A man wrongly convicted of murder who spent more than three decades behind bars has been exonerated after a witness admitted police had pressured him into falsely testifying.
Joaquin Ciria was arrested in 1990 for shooting and killing his friend, Felix Bastarrica, in San Francisco.
According to San Francisco District Attorney Chesa Boudin, who on Monday exonerated Mr Ciria, his conviction was based on false witness testimony and police misconduct.
According to ABC news, Mr Boudin issued a press release stating that his office was “proud of and grateful for” the work of the Innocence Commission in rectifying the wrongful conviction of Mr Ciria.
"Although we cannot give him back the decades of his life lost we are thankful that the court has corrected this miscarriage of justice,” he added.
The case against Mr Ciria has now been dismissed after a judge overturned his conviction.
No physical evidence had linked Mr Ciria to the crime, Mr Boudin said. Local police had believed Mr Ciria to be the shooter based on rumours and statements from the alleged getaway driver.
George Varela testified, in exchange for complete immunity, that he drove Mr Ciria to and from the scene.
Boudin stated that Mr Varela, who at the time was a teenager, had been pressured by police to name Mr Ciria as the murderer. It was upon Mr Varela’s admission to Mr Ciria’s family members that he had falsely testified, that the commission found out he had been falsely imprisoned.
Three witnesses testified in Mr Ciria’s trial, two of whom Mr Boudin’s office said were "cross-racial identifications by strangers whose views were compromised by distance and poor lighting during the late-night shooting."
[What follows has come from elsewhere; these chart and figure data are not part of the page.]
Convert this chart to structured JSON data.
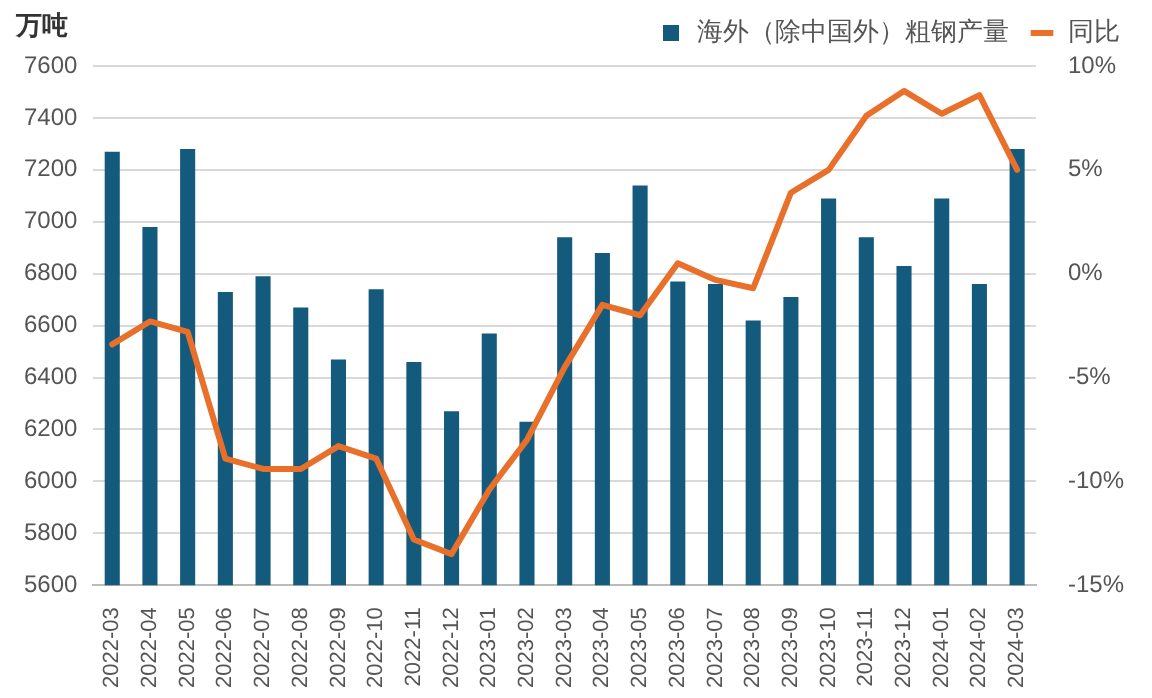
{
  "chart_data": {
    "type": "bar",
    "ylabel": "万吨",
    "categories": [
      "2022-03",
      "2022-04",
      "2022-05",
      "2022-06",
      "2022-07",
      "2022-08",
      "2022-09",
      "2022-10",
      "2022-11",
      "2022-12",
      "2023-01",
      "2023-02",
      "2023-03",
      "2023-04",
      "2023-05",
      "2023-06",
      "2023-07",
      "2023-08",
      "2023-09",
      "2023-10",
      "2023-11",
      "2023-12",
      "2024-01",
      "2024-02",
      "2024-03"
    ],
    "series": [
      {
        "name": "海外（除中国外）粗钢产量",
        "color": "#145a7c",
        "values": [
          7270,
          6980,
          7280,
          6730,
          6790,
          6670,
          6470,
          6740,
          6460,
          6270,
          6570,
          6230,
          6940,
          6880,
          7140,
          6770,
          6760,
          6620,
          6710,
          7090,
          6940,
          6830,
          7090,
          6760,
          7280
        ]
      },
      {
        "name": "同比",
        "type": "line",
        "axis": "y2",
        "color": "#e8702a",
        "values": [
          -3.4,
          -2.3,
          -2.8,
          -8.9,
          -9.4,
          -9.4,
          -8.3,
          -8.9,
          -12.8,
          -13.5,
          -10.4,
          -8.0,
          -4.5,
          -1.5,
          -2.0,
          0.5,
          -0.3,
          -0.7,
          3.9,
          5.0,
          7.6,
          8.8,
          7.7,
          8.6,
          5.0
        ]
      }
    ],
    "ylim": [
      5600,
      7600
    ],
    "yticks": [
      5600,
      5800,
      6000,
      6200,
      6400,
      6600,
      6800,
      7000,
      7200,
      7400,
      7600
    ],
    "y2lim": [
      -15,
      10
    ],
    "y2ticks": [
      {
        "value": -15,
        "label": "-15%"
      },
      {
        "value": -10,
        "label": "-10%"
      },
      {
        "value": -5,
        "label": "-5%"
      },
      {
        "value": 0,
        "label": "0%"
      },
      {
        "value": 5,
        "label": "5%"
      },
      {
        "value": 10,
        "label": "10%"
      }
    ],
    "grid": "y",
    "legend": "top",
    "marker": "none",
    "line_style": "solid"
  }
}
Cross-racial identification - when the witness and the defendant being identified are of different racial backgrounds - is believed to frequently lead to misidentification due to own-race bias, the phenomenon by which own-race faces are better recognized than faces of another race.
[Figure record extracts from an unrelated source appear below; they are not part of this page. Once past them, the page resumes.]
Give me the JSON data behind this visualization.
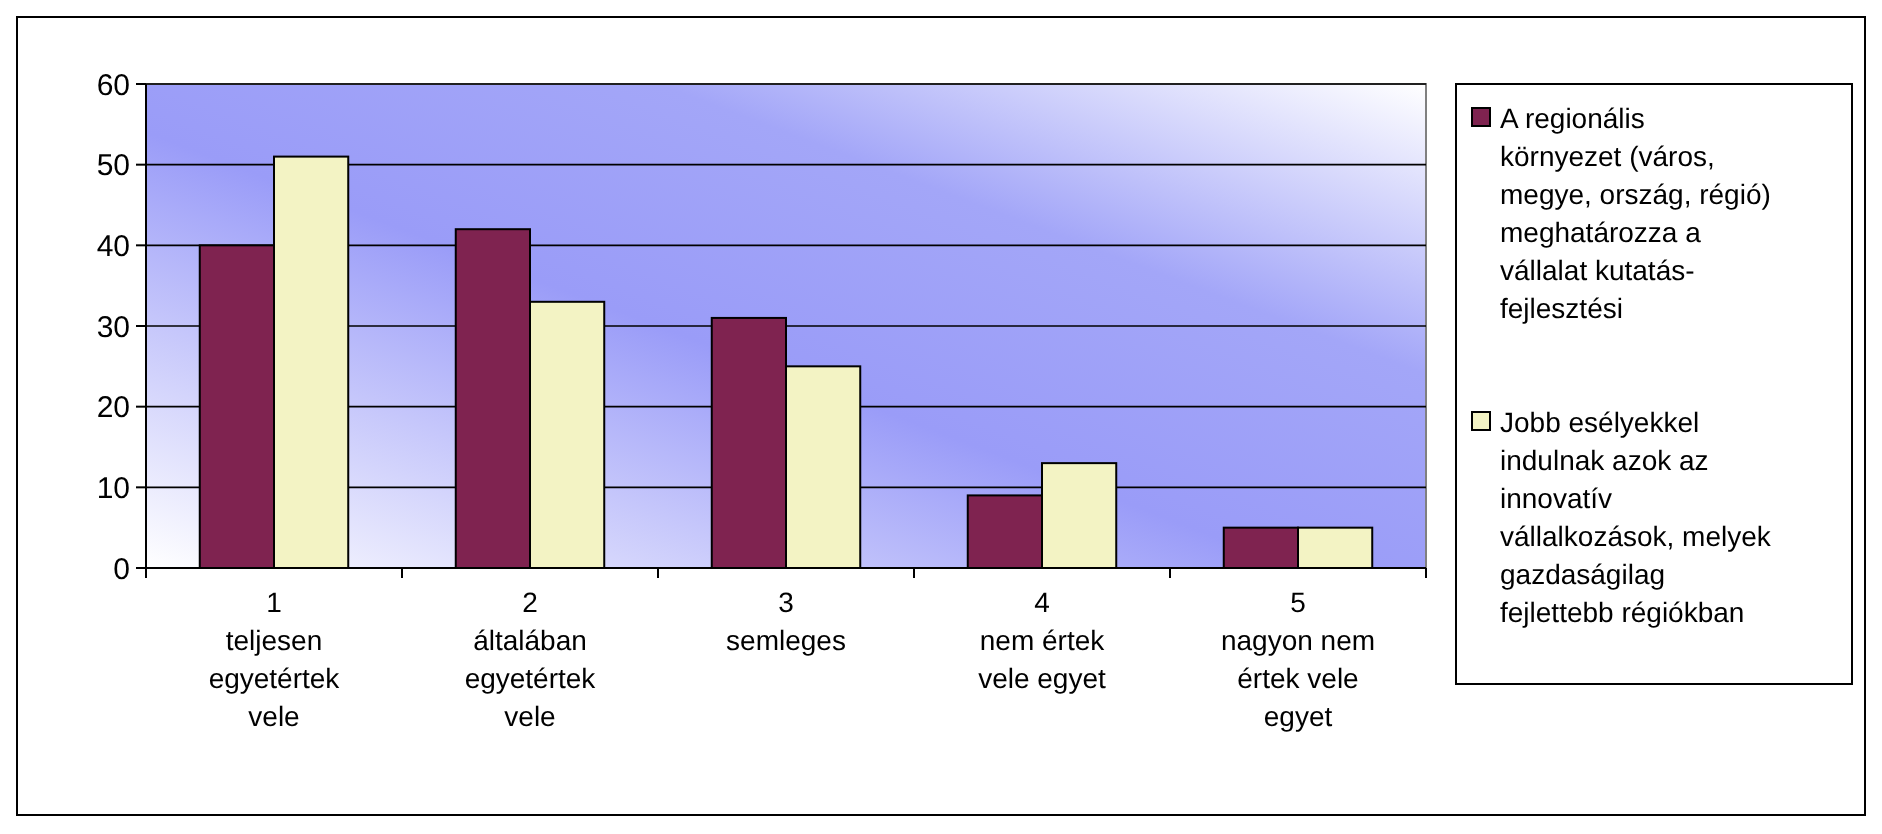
{
  "chart_data": {
    "type": "bar",
    "categories": [
      "1\nteljesen\negyetértek\nvele",
      "2\náltalában\negyetértek\nvele",
      "3\nsemleges",
      "4\nnem értek\nvele egyet",
      "5\nnagyon nem\nértek vele\negyet"
    ],
    "series": [
      {
        "name": "A regionális\nkörnyezet (város,\nmegye, ország, régió)\nmeghatározza a\nvállalat kutatás-\nfejlesztési",
        "color": "#7f2350",
        "values": [
          40,
          42,
          31,
          9,
          5
        ]
      },
      {
        "name": "Jobb esélyekkel\nindulnak azok az\ninnovatív\nvállalkozások, melyek\ngazdaságilag\nfejlettebb régiókban",
        "color": "#f3f3c4",
        "values": [
          51,
          33,
          25,
          13,
          5
        ]
      }
    ],
    "ylim": [
      0,
      60
    ],
    "yticks": [
      0,
      10,
      20,
      30,
      40,
      50,
      60
    ],
    "grid": "y",
    "legend": "right"
  }
}
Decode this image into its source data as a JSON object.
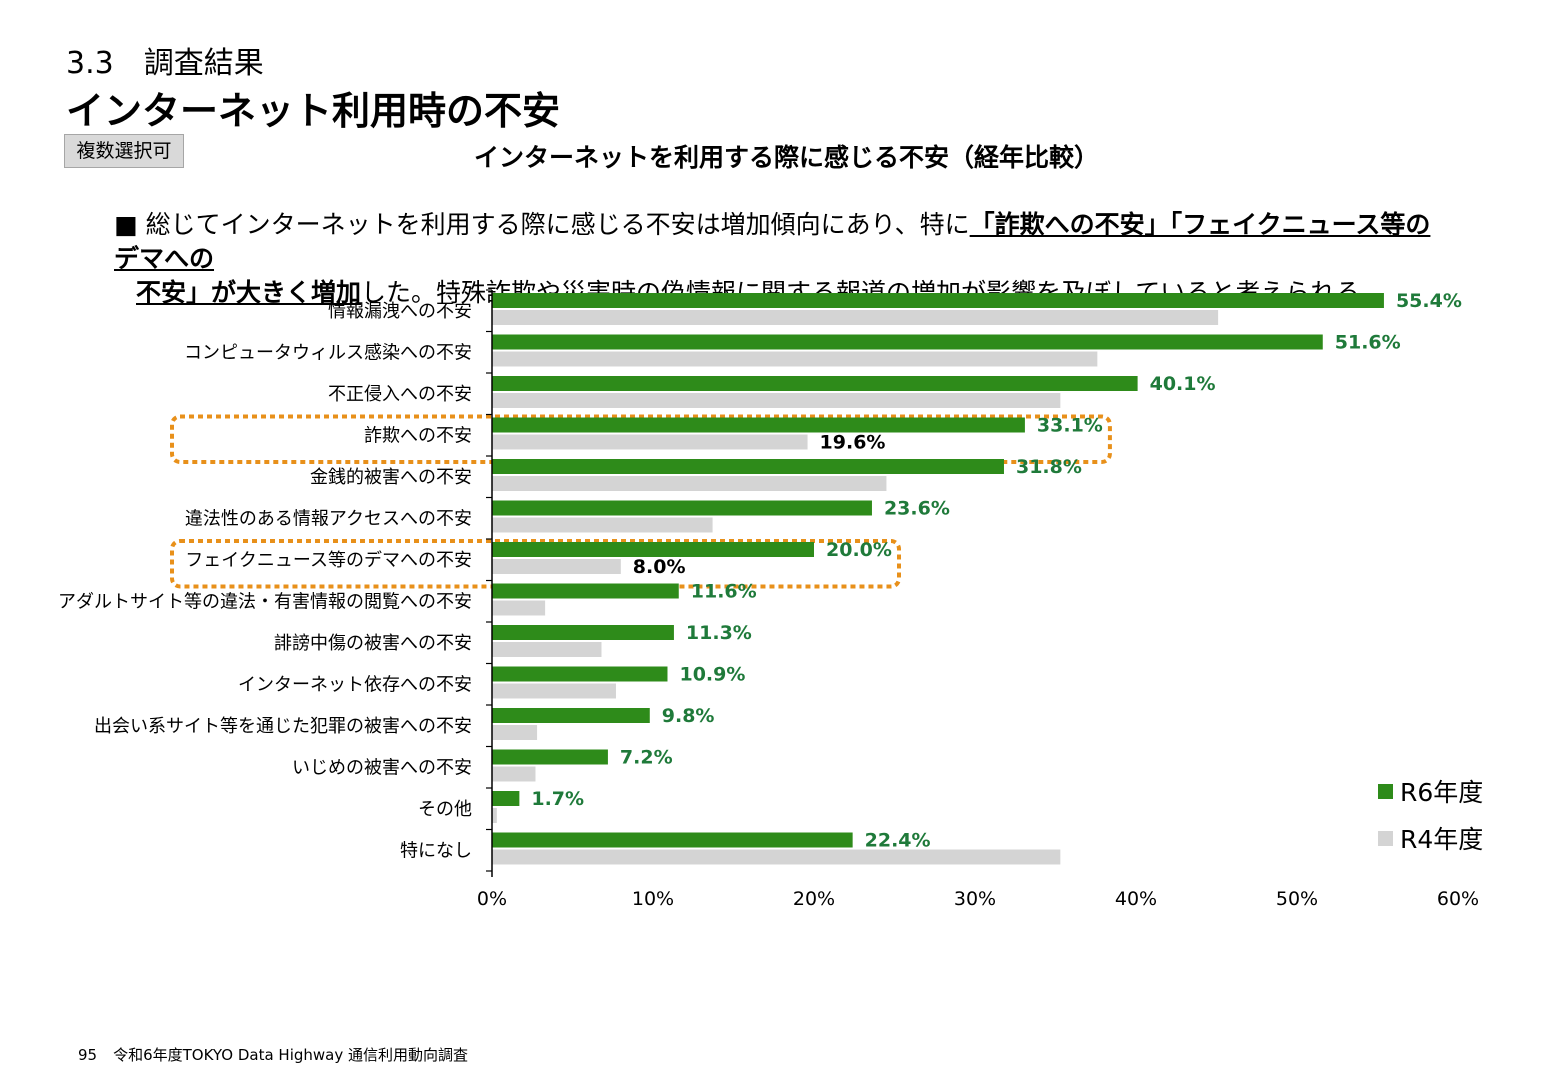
{
  "header": {
    "section": "3.3　調査結果",
    "title": "インターネット利用時の不安",
    "badge": "複数選択可"
  },
  "summary": {
    "bullet": "■",
    "text_1": "総じてインターネットを利用する際に感じる不安は増加傾向にあり、特に",
    "highlight_1": "「詐欺への不安」「フェイクニュース等のデマへの",
    "highlight_2": "不安」が大きく増加",
    "text_2": "した。特殊詐欺や災害時の偽情報に関する報道の増加が影響を及ぼしていると考えられる。"
  },
  "chart_data": {
    "type": "bar",
    "orientation": "horizontal",
    "title": "インターネットを利用する際に感じる不安（経年比較）",
    "categories": [
      "情報漏洩への不安",
      "コンピュータウィルス感染への不安",
      "不正侵入への不安",
      "詐欺への不安",
      "金銭的被害への不安",
      "違法性のある情報アクセスへの不安",
      "フェイクニュース等のデマへの不安",
      "アダルトサイト等の違法・有害情報の閲覧への不安",
      "誹謗中傷の被害への不安",
      "インターネット依存への不安",
      "出会い系サイト等を通じた犯罪の被害への不安",
      "いじめの被害への不安",
      "その他",
      "特になし"
    ],
    "series": [
      {
        "name": "R6年度",
        "color": "#2e8b1a",
        "label_color": "#1f7a3a",
        "values": [
          55.4,
          51.6,
          40.1,
          33.1,
          31.8,
          23.6,
          20.0,
          11.6,
          11.3,
          10.9,
          9.8,
          7.2,
          1.7,
          22.4
        ],
        "labels": [
          "55.4%",
          "51.6%",
          "40.1%",
          "33.1%",
          "31.8%",
          "23.6%",
          "20.0%",
          "11.6%",
          "11.3%",
          "10.9%",
          "9.8%",
          "7.2%",
          "1.7%",
          "22.4%"
        ]
      },
      {
        "name": "R4年度",
        "color": "#d4d4d4",
        "label_color": "#000000",
        "values": [
          45.1,
          37.6,
          35.3,
          19.6,
          24.5,
          13.7,
          8.0,
          3.3,
          6.8,
          7.7,
          2.8,
          2.7,
          0.3,
          35.3
        ],
        "labels": [
          "",
          "",
          "",
          "19.6%",
          "",
          "",
          "8.0%",
          "",
          "",
          "",
          "",
          "",
          "",
          ""
        ]
      }
    ],
    "highlighted_categories": [
      3,
      6
    ],
    "highlight_color": "#e8901a",
    "xlim": [
      0,
      60
    ],
    "xticks": [
      "0%",
      "10%",
      "20%",
      "30%",
      "40%",
      "50%",
      "60%"
    ],
    "legend_position": "bottom-right"
  },
  "footer": {
    "page": "95",
    "source": "令和6年度TOKYO Data Highway 通信利用動向調査"
  }
}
The jury was not given an alternate suspect and evidence of Mr Ciria’s alibi was not given on trial, despite two witnesses being available to back this up.
According to the Innocence Commission, another eyewitness, the victim's best friend, identified another person as the shooter.
Other witnesses had confirmed details to corroborate this new eyewitness' story, including the description of the shooter provided by the stranger eyewitnesses, which more closely matched another suspect.
Mr Ciria's case was the first one to be reviewed by the San Francisco District Attorney's Office's Innocence Commission, which was formed in 2020 to examine potential wrongful convictions and present findings to Boudin's office.
Mr Ciria has long maintained his innocence.
Lara Bazelon, the chair of the Innocence Commission, said: "When a conviction is a perversion of justice because it deprives an innocent person of his freedom while robbing the victim and his family of justice, the District Attorney has a duty to correct that intolerable violation."
"Joaquin's case highlights so many issues with our system, including how long it takes to undo a wrongful conviction, the problems with using incentivised testimony, the unreliability of cross-racial identifications, and the ways people of colour aren't afforded the presumption of innocence," said Paige Kaneb, supervising attorney at the Northern California Innocence Project, who represented Mr Ciria.
There have been more than 270 known wrongful convictions recognised in California alone since the National Registry of Exonerations began tracking wrongful convictions in 1989.
Mr Ciria will now be added to that registry.
In a press release, Boudin’s office said: "Studies on the causes of wrongful convictions demonstrate that key contributing factors include mistaken eyewitness identification, false testimony, and official misconduct.
"All three of those factors were present in Mr Ciria's case and led to his wrongful conviction in this case."
While Mr Ciria’s release date was not yet known, it could be within the next few days, the DA’s office said.